Yüksek rakımlarda konumlanan bu yaylalar, temiz hava açısından zengin bir deneyim sunuyor.
Ancak, tıp alanından gelen ilginç bir uyarı dikkat çekiyor.
Karadeniz Teknik Üniversitesi (KTÜ) Farabi Hastanesi Göğüs Hastalıkları Ana Bilim Dalı’ndan Dr. Öğretim Üyesi Olcay Ayçiçek, yükseklikle birlikte atmosferdeki oksijen miktarının ve basıncının azaldığını vurgulayarak, bu durumun özellikle kronik solunum rahatsızlığı yaşayan bireyler için risk teşkil ettiğini belirtti.
DENİZ SEVİYESİ DAHA UYGUN
Akciğer hastaları için deniz seviyesinin daha uygun bir ortam sunduğunu ifade eden Ayçiçek, “Akciğer hastaları, havanın daha temiz olduğu düşüncesiyle yüksek rakımlara çıkma eğilimindedir. Ancak, rakım arttıkça atmosferdeki oksijen miktarı ve basıncı düşmektedir. Deniz seviyesinde oksijen basıncı en yüksek seviyededir. Dolayısıyla, oksijen eksikliği yaşayan akciğer hastaları için deniz seviyesinin daha avantajlı olduğunu söyleyebilirim” dedi.

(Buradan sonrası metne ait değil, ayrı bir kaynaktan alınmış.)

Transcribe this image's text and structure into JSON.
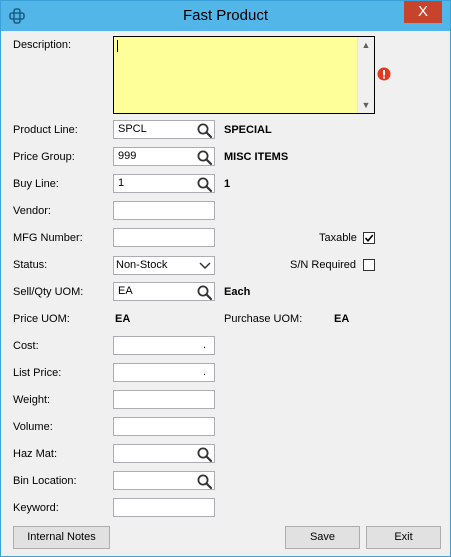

OKSİJEN SEVİYESİ BELİRLEYİCİ
Oksijen seviyeleri normal olan bireylerin yüksek rakımlı bölgelere gitmesinde bir sakınca olmadığını belirten Ayçiçek, “Oksijen seviyesi düşük olan ve dışarıdan oksijen takviyesi alması gereken hastaların yüksek rakımlarda yaşamalarını ya da buralarda uzun süre kalmalarını önermiyoruz. Çünkü yükseklik arttıkça oksijen seviyesi azalmakta ve en yüksek oksijen seviyesi yine deniz seviyesinde bulunmaktadır. Bu nedenle bu tür hastalar için deniz seviyesi hem daha uygun hem de daha sağlıklıdır. Oksijen seviyesi normal olan hastalar ise sağlıklı bireyler gibi yaylalara rahatlıkla gidebilirler. Bu konuda belirli bir yaş sınırı yoktur; “Şu yaşın üzerindekiler yüksek rakımlı yerlere çıkmamalı” gibi kesin bir kural bulunmamaktadır. Bu tamamen bireyin oksijen seviyesi ile, yani kandaki oksijen düzeyi ile ilgili bir durumdur” şeklinde konuştu.